Make sure you’re seen. Wear outfits with bright colors. Get a flag. It can help you keep cars at a distance. Bike during the day if you can. If you need to go out at night, there are some reflective clothing you can purchase at bike shops. Also install lights at the front and back of your bike. You should also purchase all the reflectors recommended by the National Safety Council, as well as a bell or horn and a rear-view mirror.

Pick out the time you travel well. Don’t jump in during rush hour. It also isn’t a good idea to bike in bad weather when the streets aren’t that visible or conditions wherein you can’t handle your bike very well.

Follow the laws of the road. Cyclists should know the rules and follow them. There should be no attempts at a counterflow on a busy street.
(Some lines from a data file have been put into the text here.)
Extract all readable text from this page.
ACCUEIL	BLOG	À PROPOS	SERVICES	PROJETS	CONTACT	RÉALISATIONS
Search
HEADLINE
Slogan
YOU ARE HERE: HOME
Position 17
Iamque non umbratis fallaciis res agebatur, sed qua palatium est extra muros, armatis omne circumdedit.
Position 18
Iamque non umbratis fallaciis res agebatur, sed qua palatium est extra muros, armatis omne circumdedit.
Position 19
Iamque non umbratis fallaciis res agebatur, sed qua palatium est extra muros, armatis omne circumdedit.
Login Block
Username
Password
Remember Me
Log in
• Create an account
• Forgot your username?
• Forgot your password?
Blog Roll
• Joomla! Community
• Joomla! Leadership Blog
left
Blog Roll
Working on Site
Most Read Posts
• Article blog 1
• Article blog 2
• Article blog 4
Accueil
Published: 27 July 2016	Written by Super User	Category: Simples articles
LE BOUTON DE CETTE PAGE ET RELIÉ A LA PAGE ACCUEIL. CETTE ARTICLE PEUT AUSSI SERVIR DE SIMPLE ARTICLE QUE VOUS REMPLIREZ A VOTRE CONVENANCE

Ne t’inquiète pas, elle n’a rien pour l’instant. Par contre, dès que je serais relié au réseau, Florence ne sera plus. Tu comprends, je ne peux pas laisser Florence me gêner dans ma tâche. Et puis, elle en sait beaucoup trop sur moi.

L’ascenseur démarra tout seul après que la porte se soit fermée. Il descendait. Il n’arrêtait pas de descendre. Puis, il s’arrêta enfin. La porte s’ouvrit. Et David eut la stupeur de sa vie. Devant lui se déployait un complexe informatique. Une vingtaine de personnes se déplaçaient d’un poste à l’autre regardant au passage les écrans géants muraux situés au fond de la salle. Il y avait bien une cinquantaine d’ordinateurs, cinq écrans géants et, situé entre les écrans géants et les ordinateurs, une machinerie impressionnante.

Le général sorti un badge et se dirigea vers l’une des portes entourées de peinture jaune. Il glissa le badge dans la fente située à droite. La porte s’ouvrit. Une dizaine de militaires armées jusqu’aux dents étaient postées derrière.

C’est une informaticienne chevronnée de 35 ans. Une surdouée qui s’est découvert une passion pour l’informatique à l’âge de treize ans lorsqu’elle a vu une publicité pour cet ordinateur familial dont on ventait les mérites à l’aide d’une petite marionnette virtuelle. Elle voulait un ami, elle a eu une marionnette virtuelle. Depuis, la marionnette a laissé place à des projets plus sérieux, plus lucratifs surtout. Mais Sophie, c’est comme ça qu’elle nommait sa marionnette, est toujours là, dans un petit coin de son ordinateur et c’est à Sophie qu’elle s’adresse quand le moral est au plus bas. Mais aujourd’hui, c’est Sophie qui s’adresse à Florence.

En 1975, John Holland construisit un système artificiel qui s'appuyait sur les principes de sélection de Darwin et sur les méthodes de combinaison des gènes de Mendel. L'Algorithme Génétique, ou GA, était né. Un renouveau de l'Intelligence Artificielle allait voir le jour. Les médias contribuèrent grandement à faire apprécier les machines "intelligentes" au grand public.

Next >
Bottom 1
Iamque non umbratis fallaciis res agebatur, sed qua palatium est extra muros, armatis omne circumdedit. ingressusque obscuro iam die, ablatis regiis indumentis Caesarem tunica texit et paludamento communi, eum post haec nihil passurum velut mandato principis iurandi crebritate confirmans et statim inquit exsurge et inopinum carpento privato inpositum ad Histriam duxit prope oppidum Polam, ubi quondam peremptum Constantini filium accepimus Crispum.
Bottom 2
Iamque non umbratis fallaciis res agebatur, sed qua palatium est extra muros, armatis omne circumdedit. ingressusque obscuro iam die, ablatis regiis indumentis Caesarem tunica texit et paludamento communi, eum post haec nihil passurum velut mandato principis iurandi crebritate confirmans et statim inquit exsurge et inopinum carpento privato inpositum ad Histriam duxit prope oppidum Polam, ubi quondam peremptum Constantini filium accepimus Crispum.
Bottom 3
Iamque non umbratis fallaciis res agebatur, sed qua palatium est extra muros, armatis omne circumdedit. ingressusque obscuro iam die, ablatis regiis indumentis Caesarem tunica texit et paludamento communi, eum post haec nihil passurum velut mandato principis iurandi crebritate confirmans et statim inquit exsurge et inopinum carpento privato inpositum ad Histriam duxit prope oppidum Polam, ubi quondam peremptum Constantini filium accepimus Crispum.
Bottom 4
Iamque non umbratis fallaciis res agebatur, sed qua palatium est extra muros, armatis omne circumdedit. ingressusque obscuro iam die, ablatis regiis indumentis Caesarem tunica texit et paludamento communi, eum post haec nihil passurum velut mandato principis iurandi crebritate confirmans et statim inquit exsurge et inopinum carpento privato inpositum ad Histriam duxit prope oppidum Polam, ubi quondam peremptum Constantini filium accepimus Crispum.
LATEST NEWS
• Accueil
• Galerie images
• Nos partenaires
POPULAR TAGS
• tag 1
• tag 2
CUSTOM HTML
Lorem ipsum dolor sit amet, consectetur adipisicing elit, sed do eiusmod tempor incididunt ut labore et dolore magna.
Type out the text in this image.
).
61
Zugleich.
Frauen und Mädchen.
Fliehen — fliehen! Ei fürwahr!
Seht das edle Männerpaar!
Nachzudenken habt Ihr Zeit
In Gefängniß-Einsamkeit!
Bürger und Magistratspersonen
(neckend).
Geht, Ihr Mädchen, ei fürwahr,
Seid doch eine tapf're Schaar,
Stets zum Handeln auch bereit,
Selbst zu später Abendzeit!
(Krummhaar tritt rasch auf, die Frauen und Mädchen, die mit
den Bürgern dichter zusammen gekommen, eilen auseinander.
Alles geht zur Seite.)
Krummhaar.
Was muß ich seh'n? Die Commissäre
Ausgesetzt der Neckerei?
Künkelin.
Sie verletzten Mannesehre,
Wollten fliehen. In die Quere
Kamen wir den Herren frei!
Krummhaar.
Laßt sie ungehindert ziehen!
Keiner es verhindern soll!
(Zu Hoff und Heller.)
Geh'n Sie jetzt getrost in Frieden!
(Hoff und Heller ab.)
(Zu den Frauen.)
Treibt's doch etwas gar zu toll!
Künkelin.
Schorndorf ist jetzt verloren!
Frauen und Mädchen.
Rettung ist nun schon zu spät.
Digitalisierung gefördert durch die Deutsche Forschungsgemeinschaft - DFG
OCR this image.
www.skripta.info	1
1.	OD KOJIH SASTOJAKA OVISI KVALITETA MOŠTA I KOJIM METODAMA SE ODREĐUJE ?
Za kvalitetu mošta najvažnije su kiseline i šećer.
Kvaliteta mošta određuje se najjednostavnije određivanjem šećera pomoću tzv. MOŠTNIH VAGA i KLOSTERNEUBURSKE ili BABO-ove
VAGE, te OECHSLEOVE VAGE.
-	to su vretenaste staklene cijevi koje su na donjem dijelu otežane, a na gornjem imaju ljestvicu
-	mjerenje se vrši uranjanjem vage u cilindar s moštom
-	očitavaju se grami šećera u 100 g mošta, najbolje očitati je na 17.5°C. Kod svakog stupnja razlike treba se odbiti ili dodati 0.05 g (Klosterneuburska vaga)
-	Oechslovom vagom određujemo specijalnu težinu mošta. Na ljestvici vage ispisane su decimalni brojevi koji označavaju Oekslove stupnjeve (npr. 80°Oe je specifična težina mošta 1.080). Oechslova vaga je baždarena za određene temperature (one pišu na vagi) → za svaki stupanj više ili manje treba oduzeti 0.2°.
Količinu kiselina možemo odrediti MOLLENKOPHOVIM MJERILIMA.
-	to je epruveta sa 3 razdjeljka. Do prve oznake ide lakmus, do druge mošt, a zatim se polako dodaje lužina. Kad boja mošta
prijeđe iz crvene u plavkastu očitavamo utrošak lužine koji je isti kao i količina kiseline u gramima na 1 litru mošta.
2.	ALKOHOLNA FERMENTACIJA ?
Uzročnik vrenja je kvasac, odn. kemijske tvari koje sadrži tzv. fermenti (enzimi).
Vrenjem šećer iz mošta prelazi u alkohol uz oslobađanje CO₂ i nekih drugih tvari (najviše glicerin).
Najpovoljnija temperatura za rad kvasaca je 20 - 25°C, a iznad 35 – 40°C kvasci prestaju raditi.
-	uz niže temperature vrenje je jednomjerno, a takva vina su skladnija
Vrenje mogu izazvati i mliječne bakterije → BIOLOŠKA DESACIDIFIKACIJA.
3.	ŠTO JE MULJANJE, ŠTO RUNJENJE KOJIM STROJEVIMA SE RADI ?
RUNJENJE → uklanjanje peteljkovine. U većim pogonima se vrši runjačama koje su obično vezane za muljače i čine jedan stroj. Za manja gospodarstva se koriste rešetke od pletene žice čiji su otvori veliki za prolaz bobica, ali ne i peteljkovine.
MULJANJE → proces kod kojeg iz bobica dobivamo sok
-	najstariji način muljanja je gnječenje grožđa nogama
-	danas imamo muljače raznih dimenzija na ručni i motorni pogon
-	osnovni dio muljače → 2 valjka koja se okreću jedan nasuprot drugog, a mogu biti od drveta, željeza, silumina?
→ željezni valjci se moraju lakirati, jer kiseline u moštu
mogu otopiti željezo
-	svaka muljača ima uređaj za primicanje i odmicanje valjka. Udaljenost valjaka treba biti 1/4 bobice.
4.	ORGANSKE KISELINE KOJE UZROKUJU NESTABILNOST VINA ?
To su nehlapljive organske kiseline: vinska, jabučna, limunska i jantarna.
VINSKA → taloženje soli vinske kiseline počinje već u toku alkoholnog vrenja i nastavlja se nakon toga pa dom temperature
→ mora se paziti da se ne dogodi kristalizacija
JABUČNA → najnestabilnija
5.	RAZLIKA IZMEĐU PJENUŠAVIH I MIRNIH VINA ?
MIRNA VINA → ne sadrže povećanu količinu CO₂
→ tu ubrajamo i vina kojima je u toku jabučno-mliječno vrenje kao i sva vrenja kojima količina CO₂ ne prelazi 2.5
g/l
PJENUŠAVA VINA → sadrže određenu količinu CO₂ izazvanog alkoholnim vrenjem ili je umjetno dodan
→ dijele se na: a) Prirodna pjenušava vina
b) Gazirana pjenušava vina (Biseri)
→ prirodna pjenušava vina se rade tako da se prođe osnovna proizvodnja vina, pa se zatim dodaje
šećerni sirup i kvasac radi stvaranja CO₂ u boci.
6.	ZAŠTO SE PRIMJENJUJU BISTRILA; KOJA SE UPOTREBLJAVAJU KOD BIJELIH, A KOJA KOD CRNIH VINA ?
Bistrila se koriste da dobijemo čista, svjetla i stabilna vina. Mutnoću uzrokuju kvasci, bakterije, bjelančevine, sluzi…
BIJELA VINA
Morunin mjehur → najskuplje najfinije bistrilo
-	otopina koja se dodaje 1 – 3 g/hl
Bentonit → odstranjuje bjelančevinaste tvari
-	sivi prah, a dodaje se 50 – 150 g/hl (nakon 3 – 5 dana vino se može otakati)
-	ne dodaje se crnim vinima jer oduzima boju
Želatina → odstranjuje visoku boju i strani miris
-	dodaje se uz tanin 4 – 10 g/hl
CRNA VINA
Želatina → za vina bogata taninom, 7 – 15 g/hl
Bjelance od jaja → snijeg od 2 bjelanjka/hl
Learn the proper hand signals. Always look at the traffic lights. Ride in one line. Don’t overtake. Stay on the far right of the street if you’re not going to make a left turn. Be vigilant. Car doors could open. There may be some small obstacles on the streets that aren’t that visible. Negotiate intersections with caution.

More points to ponder: Wear the right footwear – no flipflops. Always have repair tools and a mobile phone with you. Don’t bike on sidewalks since motorists won’t be able to see you if you’ll be crossing intersections. Don’t drink alcohol and ride your bike. It’s the same principle as drunk driving. You just don’t do it.